Uma mensagem espiritual
Numa feliz coincidência esta harmonia misteriosa e cheia de volúpia serve maravilhosamente para uma trama que transporta uma história medieval de um amor proibido para o mundo psicologicamente atormentado da época do compositor. Thomas Puschmann em seu ensaio “Richard Wagner – um estudo psiquiátrico”, publicado em Berlim já em 1873, deixa bem evidente que, apesar do egocentrismo do compositor, que ele critica de forma áspera, as raízes da tragédia grega e de uma busca da noite para liberar os sentidos, tornam sua obra mais próxima de um complexo drama psicológico do que uma ópera para tornar-se um simples entretenimento. A mensagem espiritual foi mesmo o maior legado do autor. Mais do que uma ópera Tristão e Isolda é realmente um drama musical.
Ver e ouvir Tristão e Isolda
Tentando ser breve neste controverso assunto, as gravações de áudio essenciais são as regidas por Wilhem Furtwängler, por Karl Böhm (Bayreuth 66) e por Carlos Kleiber.
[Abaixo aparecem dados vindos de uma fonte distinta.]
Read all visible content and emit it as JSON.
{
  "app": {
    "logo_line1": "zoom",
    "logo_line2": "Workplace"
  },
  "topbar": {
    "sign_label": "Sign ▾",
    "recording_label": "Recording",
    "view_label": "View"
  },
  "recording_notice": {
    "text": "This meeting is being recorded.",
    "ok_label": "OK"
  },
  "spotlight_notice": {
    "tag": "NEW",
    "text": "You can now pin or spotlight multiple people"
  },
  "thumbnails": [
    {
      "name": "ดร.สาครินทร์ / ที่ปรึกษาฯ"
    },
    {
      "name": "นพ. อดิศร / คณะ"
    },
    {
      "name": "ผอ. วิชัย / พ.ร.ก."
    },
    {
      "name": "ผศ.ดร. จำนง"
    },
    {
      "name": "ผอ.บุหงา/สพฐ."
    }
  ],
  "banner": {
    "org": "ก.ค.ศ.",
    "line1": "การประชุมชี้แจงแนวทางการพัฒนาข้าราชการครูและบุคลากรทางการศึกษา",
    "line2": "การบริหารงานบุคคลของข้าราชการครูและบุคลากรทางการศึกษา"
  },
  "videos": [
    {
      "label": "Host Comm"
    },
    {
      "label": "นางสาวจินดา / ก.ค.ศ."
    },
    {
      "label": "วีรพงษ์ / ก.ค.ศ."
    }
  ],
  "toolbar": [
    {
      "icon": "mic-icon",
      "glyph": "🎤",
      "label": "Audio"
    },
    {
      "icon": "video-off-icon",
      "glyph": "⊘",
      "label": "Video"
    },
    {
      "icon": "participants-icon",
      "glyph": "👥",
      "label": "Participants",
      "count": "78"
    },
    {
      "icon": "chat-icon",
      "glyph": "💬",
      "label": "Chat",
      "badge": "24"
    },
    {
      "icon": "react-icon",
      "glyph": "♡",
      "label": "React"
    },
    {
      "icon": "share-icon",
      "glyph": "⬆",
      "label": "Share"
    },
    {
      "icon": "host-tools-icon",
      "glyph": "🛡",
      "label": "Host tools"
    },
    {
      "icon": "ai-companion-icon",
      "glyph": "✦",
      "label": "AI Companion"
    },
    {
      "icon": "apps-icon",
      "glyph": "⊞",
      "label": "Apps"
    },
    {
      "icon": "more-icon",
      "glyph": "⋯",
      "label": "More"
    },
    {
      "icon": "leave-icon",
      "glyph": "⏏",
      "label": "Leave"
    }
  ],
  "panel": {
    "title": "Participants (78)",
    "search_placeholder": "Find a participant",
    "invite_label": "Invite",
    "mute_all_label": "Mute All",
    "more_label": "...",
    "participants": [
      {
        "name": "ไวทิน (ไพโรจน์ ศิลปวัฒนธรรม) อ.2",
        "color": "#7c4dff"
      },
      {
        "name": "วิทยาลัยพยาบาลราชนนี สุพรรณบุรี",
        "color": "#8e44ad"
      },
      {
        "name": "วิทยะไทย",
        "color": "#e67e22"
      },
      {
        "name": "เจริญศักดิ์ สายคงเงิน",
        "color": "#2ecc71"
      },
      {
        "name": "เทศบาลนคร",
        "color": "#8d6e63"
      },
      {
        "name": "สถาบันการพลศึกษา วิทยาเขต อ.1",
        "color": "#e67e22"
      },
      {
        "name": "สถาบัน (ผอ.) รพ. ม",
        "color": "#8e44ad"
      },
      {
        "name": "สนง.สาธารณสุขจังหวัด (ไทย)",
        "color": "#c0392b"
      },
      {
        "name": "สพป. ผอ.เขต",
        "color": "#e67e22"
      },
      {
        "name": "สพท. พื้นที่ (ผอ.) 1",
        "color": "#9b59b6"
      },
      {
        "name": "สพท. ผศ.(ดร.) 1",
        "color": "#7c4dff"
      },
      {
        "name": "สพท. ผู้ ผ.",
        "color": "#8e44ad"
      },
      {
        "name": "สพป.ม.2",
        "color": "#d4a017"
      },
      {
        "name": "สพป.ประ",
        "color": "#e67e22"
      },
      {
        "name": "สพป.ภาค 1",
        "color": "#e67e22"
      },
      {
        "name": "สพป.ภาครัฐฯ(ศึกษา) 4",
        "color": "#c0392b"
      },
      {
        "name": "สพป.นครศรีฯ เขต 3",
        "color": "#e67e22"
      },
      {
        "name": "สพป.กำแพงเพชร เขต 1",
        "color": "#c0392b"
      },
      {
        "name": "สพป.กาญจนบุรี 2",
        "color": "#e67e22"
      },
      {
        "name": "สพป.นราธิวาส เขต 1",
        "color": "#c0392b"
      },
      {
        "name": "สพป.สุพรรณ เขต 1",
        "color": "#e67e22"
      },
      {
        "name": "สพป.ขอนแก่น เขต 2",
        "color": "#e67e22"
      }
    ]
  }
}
Em termos de DVD os dois melhores são regidos por Daniel Barenboim. Um no festival de Bayreuth do ano de 1995 com a sóbria encenação de Heiner Müller e uma em Milão no ano de 2007 com a belíssima encenação de Patrice Chéreau. As maiores intérpretes do papel de Isolda foram Kirten Flagstad, Birgit Nilsson e nos dias de hoje Waltraud Meier e Nina Stemme. Os maiores intérpretes do papel de Tristão foram Wolfgang Windgassen, Rene Kollo, Siegfried Jerusalem e John Vickers. Este último, em 1980, cantou de forma soberba 5 récitas da ópera no Rio de janeiro. Um Tristão impressionante, na cidade pensada originalmente para estrear esta obra prima.